A la tribune, contrairement à ses homologues, le président tchèque a mis en doute l’existence du réchauffement climatique en déclarant : “La hausse des températures mondiales ces dernières années, décennies et siècles a été minime par comparaison historique et pratiquement négligeable en terme d’impact sur les humains et leurs activités“.

Selon Vaclav Klaus, “la menace hypothétique liée à un futur réchauffement climatique dépend exclusivement de prévisions très spéculatives“. Pour lui, le Groupe intergouvernemental sur le changement climatique de l’ONU (IPCC) est un “monopole partisan“. “L’ONU devrait créer deux groupes parallèles et publier deux rapports concurrents. Se débarrasser du monopole partisan est une condition sine qua non pour un débat efficace et rationnel. Fournir les mêmes moyens financiers aux deux groupes de scientifiques est un point de départ nécessaire“, a-t-il déclaré.

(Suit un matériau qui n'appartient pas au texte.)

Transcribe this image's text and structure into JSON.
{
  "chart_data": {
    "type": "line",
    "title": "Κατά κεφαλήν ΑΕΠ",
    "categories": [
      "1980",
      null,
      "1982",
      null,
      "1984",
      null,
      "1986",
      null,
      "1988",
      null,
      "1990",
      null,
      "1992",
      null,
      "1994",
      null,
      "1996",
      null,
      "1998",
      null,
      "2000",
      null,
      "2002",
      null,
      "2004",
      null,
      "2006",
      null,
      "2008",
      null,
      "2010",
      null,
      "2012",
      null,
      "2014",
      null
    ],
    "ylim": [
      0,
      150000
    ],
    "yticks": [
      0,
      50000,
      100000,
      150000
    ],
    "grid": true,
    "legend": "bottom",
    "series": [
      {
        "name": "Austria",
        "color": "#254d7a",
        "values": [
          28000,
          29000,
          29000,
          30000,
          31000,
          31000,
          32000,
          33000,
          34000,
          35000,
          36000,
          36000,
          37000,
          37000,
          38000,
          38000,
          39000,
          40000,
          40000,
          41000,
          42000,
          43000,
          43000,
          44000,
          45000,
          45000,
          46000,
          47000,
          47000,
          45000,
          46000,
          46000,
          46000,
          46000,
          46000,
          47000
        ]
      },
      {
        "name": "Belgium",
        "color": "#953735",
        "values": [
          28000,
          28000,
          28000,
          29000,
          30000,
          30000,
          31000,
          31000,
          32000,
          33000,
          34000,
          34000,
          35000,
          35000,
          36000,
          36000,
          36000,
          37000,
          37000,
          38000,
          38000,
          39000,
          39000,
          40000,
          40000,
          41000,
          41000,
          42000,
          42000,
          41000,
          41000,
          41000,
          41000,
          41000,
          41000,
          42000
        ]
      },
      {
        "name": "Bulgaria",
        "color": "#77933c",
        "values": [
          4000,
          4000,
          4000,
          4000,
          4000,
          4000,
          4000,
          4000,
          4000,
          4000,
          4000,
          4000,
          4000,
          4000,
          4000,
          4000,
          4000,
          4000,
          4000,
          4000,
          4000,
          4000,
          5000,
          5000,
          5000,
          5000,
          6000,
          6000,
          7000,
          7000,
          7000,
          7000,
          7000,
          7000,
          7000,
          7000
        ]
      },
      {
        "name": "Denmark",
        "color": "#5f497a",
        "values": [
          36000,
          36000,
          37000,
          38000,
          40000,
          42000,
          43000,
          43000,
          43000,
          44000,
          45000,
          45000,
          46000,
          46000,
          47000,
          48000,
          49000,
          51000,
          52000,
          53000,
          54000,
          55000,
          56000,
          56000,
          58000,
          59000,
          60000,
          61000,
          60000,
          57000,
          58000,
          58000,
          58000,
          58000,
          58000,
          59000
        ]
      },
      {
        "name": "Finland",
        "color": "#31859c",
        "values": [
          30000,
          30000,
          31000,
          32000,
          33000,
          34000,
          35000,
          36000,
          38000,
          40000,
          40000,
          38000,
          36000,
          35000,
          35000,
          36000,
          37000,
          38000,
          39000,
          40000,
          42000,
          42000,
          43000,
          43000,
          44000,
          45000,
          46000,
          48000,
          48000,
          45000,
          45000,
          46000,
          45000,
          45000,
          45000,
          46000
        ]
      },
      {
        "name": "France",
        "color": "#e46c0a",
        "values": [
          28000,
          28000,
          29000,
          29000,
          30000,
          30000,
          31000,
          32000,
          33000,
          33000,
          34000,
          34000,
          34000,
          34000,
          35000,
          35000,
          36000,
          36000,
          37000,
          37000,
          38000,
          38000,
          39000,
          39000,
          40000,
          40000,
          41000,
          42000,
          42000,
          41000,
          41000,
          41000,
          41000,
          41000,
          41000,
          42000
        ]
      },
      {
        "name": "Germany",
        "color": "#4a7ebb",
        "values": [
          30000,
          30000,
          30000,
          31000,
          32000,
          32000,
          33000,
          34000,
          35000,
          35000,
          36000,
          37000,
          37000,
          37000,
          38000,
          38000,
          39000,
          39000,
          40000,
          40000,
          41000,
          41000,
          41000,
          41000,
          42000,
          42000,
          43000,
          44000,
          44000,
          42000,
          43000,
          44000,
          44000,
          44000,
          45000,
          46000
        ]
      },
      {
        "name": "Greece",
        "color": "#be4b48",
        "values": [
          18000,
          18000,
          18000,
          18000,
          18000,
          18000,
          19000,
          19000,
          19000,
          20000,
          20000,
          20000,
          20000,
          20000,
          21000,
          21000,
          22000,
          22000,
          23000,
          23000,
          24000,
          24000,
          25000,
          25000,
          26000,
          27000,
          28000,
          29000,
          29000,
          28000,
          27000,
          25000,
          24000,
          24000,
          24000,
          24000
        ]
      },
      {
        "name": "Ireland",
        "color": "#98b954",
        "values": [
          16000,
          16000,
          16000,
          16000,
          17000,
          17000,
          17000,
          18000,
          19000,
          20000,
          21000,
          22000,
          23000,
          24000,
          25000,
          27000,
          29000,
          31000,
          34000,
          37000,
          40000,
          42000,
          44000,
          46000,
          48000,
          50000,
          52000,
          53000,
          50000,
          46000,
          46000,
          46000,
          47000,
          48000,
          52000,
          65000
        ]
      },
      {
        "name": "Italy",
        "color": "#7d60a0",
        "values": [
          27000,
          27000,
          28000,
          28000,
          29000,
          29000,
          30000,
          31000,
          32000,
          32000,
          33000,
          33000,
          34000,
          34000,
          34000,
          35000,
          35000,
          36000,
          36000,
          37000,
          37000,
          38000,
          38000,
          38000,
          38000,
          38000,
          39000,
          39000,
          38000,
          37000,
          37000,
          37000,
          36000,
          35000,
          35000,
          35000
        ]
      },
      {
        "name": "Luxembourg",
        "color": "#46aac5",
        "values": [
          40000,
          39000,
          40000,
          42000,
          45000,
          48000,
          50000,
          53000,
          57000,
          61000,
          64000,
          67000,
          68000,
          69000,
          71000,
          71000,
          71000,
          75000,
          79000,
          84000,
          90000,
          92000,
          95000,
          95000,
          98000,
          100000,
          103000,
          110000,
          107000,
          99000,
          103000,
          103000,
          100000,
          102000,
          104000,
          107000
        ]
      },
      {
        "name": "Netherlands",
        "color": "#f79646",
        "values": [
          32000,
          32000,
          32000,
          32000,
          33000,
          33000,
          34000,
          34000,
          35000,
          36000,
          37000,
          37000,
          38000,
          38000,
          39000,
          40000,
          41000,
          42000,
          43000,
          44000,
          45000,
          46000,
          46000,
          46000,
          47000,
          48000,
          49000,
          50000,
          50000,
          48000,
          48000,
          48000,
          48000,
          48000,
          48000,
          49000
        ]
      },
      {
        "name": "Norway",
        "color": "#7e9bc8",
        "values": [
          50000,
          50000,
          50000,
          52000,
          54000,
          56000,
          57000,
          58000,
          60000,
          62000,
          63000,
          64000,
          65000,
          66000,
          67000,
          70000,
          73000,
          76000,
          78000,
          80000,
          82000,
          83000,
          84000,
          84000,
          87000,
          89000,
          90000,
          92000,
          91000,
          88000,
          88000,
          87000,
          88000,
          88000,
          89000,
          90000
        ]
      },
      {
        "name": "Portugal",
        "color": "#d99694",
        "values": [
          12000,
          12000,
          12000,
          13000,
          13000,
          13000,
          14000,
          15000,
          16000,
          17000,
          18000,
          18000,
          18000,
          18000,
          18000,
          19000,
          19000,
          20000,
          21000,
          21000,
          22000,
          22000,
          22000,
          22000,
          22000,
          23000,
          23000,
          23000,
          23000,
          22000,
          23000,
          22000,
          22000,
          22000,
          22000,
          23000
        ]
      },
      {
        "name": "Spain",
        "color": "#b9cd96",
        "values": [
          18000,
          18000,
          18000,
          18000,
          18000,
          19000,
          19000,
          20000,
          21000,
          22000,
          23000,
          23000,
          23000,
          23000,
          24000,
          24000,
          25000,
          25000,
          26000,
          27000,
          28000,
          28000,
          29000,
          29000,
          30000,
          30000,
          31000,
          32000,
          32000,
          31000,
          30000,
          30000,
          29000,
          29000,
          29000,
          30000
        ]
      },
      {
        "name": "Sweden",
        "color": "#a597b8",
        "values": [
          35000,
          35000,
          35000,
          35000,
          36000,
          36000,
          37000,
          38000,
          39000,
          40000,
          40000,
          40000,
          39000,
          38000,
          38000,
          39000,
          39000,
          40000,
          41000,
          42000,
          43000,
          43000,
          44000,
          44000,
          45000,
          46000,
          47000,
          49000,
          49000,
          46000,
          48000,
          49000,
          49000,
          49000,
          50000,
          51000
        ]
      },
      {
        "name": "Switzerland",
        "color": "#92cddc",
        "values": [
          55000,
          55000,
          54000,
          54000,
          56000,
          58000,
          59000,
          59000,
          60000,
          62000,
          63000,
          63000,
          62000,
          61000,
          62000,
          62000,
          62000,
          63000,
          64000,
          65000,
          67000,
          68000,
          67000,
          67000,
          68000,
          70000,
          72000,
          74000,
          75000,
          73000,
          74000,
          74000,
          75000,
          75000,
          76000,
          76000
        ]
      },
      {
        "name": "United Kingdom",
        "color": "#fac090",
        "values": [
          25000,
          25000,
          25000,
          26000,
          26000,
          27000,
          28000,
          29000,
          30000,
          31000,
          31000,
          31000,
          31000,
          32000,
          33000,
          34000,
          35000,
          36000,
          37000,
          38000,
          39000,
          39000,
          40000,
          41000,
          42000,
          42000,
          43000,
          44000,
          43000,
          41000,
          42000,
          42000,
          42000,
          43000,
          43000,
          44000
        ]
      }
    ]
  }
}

Un discours “complètement différent”

Le discours du président tchèque s’est opposé à ceux d’Arnold Schwarzenegger, gouverneur de la Californie, de Nicolas Sarkozy, président de la République française, ou de Condoleeza Rice, secrétaire d’Etats des Etats-Unis. Selon le site “Radio Prague”, ce point de vue original a été repris par les quotidiens tchèques et par certains médias internationaux. Mais à Prague, ceux qui craignaient que le chef de l’Etat ridiculise son pays ou même compromette ses chances de devenir membre non-permanent du Conseil de sécurité s’attendaient à pire.

Martin Bursik, ministre tchèque de l’Environnement a d’ailleurs déclaré : “Je dois dire que le discours de M. le Président à l’ONU a été moins dur que ce à quoi je m’attendais. Mais ici nous discutons du discours d’un homme qui ne représentait que lui-même, qui n’avait même pas de mandat du gouvernement tchèque et dont l’intervention était en contradiction avec les positions de l’UE et de la République tchèque. J’aimerais que l’attention se focalise plutôt sur le fait que les scientifiques commencent à s’accorder sur le besoin de coordination au niveau mondial. Selon moi, c’est une répétition générale avant la conférence de décembre à Bali, où j’aurais l’honneur de mener la délégation tchèque et je peux d’ores et déjà garantir que ce genre de discours ne sera pas tenu côté tchèque“.